When the soldier says a simple phrase -- for example, "keep kids back" -- the Voice Response Translator (VRT) matches that command to a more complex phrase in Arabic. In this case: "Keep your children back from us or we will take action against you."
Integrated Wave Technologies President Tim McCune says simple communications like these can save lives, both among Iraqi civilians and military personnel. "This removes pulling the trigger as the first option in dealing with foreign nationals," he says.
Dr. Mari Maeda, a researcher at the Defense Advanced Research Projects Agency (DARPA) says the government has spent $15 to $20 million a year over the past five years developing the mobile translator technology, because there aren't enough human translators to go around. Critics say the Defense Department should instead spend its dollars training troops how to speak Arabic or other languages.
One advantage of these portable translation devices is that they can be programmed by a local interpreter to fit different missions.

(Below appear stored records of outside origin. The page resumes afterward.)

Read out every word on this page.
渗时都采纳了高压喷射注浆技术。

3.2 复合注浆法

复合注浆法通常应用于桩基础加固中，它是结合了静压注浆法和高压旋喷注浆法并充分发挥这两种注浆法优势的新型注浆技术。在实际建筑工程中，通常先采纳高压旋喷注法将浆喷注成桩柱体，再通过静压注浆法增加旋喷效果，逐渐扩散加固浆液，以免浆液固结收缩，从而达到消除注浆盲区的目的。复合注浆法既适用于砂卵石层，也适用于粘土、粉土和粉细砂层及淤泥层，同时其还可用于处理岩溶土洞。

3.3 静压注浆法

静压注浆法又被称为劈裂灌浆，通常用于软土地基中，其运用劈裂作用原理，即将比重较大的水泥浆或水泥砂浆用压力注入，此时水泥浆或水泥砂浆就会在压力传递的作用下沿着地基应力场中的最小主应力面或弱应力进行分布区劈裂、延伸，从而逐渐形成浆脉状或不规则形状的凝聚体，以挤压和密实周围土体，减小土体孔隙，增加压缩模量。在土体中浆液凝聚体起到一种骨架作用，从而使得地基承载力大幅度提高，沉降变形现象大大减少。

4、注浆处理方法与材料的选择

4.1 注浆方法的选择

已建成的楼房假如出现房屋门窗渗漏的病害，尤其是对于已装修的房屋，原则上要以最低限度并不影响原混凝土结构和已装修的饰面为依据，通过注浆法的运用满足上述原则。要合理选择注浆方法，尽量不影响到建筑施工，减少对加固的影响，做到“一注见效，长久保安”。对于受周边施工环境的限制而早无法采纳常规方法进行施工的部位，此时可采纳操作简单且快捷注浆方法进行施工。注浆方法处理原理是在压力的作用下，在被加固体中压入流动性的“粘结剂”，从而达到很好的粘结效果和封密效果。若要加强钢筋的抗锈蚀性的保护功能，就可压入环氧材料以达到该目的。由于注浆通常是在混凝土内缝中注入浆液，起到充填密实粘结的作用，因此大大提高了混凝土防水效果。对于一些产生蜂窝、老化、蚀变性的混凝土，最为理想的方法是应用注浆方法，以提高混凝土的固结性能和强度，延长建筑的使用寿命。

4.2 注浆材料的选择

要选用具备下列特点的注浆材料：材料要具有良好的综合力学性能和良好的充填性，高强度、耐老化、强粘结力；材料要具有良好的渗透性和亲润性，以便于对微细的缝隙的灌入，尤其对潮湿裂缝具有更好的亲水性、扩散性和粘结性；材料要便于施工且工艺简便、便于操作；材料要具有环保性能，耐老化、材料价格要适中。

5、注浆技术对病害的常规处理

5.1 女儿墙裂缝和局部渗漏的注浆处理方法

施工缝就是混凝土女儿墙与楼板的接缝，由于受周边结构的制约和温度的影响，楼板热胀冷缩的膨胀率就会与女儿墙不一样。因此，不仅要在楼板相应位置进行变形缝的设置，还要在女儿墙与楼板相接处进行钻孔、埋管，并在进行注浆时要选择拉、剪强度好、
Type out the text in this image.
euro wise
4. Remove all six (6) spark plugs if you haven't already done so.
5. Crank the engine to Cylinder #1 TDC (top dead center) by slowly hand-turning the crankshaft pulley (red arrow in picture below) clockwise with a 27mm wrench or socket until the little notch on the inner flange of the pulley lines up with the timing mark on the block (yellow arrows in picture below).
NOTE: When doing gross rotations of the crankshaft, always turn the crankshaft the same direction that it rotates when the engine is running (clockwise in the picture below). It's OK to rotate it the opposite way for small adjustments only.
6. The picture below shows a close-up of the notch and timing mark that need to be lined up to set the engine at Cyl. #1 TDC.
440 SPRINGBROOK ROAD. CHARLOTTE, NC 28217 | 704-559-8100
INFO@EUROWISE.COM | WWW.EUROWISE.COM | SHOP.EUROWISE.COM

John Hall, president of Annapolis-based Voxtech International, makes a similar device called the Phraselator.
Hall believes technology can help a military unit make better use of one human interpreter. "You don't have to keep [the translator] there in potential harm's way all the time," he says.
What soldiers say they really could use are small, hands-free devices that translate speech in both directions, as people talk to them. DARPA has some early prototypes of such a device, but they are at least a decade away from being combat-ready.